Quando as meias, o coador de café de pano, a máscara de hidratação, os livros que não conseguiu ler ainda — os que trouxe e voltarão e os que comprou aqui e levará — as camisas de futebol, as camisetas com homenagens à Minas Gerais, as cartas, os vestidos floridos para a estação que a espera, as havaianas estampadas, os exames médicos e as miçangas do Parque Halfeld estiverem na mala, será a despedida do presente do lado de cá.
Adia as malas porque sabe que nunca caberá tudo o que gostaria, adia porque nem tudo ela poderá levar. Adia as malas porque o outro presente que a espera, ela ainda chama de futuro e a palavra, às vezes, pode paralisar.
Assiste a um filme enquanto balança a xícara que sempre encontrou aqui, cuja alça com um pequeno trincado, encaixa exatamente em cima do osso do dedo polegar, causando um desconforto inicial, mas logo se acomodando e evidenciando que só o dedo dela suporta a pequena rachadura. E a xícara é estar em casa.

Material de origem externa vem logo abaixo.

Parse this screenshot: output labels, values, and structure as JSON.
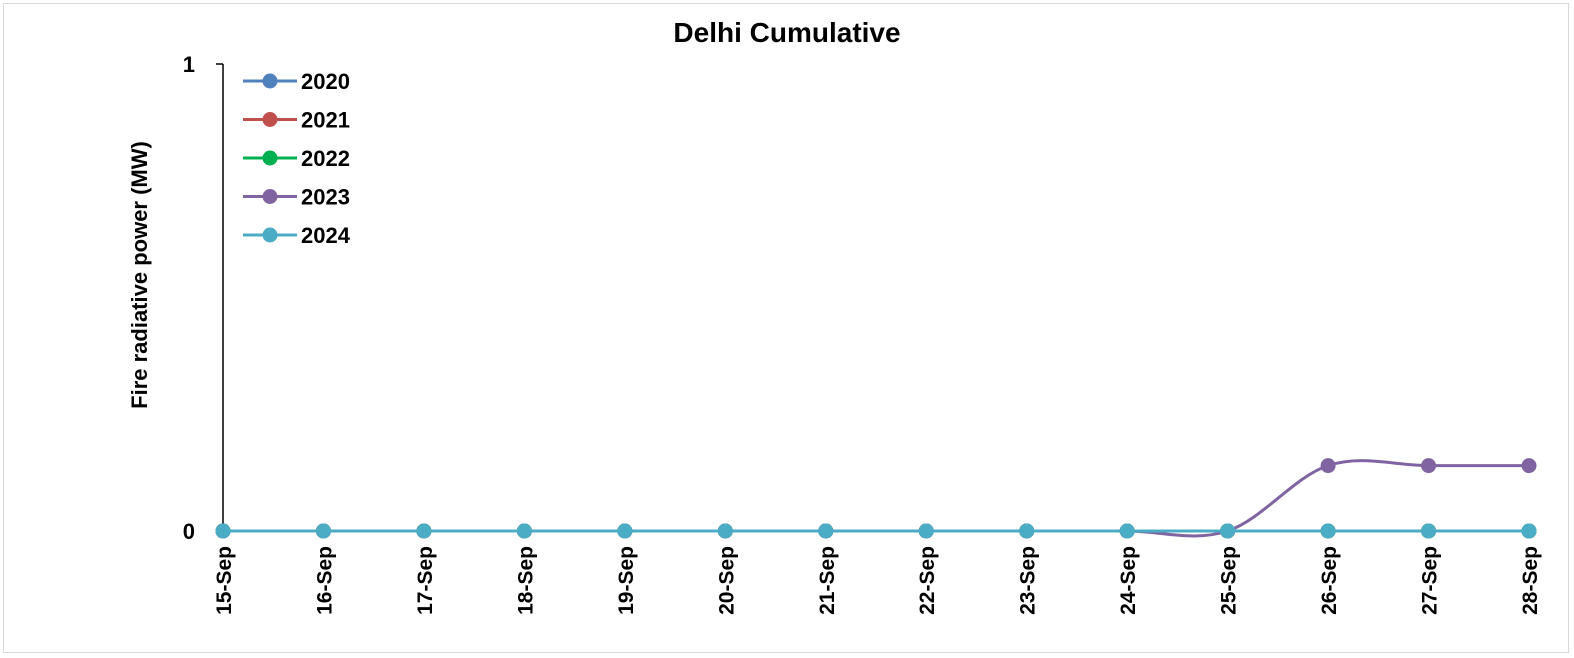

Da primeira vez que atravessou o oceano não levou roupas íntimas nem escovas de dentes, chorou o trajeto quase inteiro de medo e não tinha quem segurasse a sua mão. Da segunda vez, levou calcinhas, escova de dentes e a de cabelo, chorou de saudade e não quis que ninguém segurasse a sua mão. Da terceira vez levou quase o mesmo que trouxe e só chorou porque a conexão atrasou e estava com fome e sono. Da quarta não tive notícias e na quinta vez me mandou uma mensagem quando chegou, como se tivéssemos nos despedido de uma festa e ela me tranquilizasse que estava em segurança, já em casa.
Agora não sei o que esquecerá deste lado e se precisará de alguma mão desta vez, mas suspeito que chore; acho que em todas as vezes chorou e o oceano não ficou mais largo por isso.
Atravessar o oceano sempre foi o de menos. Toda vez que arruma as
malas sabe que vai abandonar. Toda vez que arruma as
malas sabe que vai voltar para alguém e para algo que já a espera. Toda vez que arruma as malas não sabe o
que vai levar. A única certeza é a de não ir vazia e o maior esforço, agora, é a
de não ser taxada pelo excesso de bagagem.
Toda vez que embarca deixa
um pouco e leva o que antes não tinha. Quando o avião levantar o voo, sabe
que não termina. Esquecer não é mais novidade, chorar nunca foi.
O pai, a mãe e a xícara na cozinha de azulejos ciano, todos os dias, enquanto ela não está. Atravessar o oceano nunca foi o mais difícil; mas com o arrumar as malas ainda não se acostumou.